SELECT [value], [period]
FROM LaborStatisticsDB.dbo.january_2017
WHERE series_id IN (select series_id from LaborStatisticsDB.dbo.series where series_title like '%production and nonsupervisory employees%')
AND [value] = (SELECT MAX([value]) from LaborStatisticsDB.dbo.january_2017)
SELECT value, period
FROM LaborStatisticsDB.dbo.january_2017
HAVING [value] IN (SELECT MAX([value]) where series_id=(Select series_id where series_title like '%production and nonsupervisory employees%'))
Select TOP 10*
FROM LaborStatisticsDB.dbo.series
SELECT top 10*
from LaborStatisticsDB.dbo.[period]
--3. Now that you have explored the datasets, is there any data or information that you wish you had in this analysis?
--Answer-Yes.

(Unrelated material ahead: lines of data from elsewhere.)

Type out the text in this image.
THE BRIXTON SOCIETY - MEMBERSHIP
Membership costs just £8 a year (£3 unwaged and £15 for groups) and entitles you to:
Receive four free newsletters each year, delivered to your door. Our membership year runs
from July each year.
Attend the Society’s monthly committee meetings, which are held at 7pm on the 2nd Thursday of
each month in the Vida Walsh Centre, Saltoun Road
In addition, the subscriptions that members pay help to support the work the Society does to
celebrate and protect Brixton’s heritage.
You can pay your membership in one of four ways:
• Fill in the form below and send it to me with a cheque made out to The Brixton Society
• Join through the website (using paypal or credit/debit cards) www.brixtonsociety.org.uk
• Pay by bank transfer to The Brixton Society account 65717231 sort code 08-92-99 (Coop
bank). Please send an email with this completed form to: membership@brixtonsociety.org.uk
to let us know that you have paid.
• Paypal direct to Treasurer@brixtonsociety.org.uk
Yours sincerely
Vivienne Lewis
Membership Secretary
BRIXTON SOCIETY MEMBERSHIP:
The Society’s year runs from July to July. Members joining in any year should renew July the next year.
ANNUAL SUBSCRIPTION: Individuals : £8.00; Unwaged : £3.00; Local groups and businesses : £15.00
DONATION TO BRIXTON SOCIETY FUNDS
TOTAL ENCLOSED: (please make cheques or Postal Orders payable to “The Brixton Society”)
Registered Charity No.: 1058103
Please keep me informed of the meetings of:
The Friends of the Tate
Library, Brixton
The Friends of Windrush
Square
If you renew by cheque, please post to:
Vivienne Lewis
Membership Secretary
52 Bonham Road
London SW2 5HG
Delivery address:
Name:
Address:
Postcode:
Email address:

While the data was helpful, a few more things would have made the analysis better:
--Information by age, gender, or location This would help us see if all groups of workers benefited the same way.
--Cost of living or inflation Just knowing wages is not enough. It would be helpful to know if wages actually kept up with rising prices.
--Benefits or overtime pay This would show the full income employees are getting, not just their regular pay.
--Unemployment or job loss data This would help us understand how stable jobs were during that time.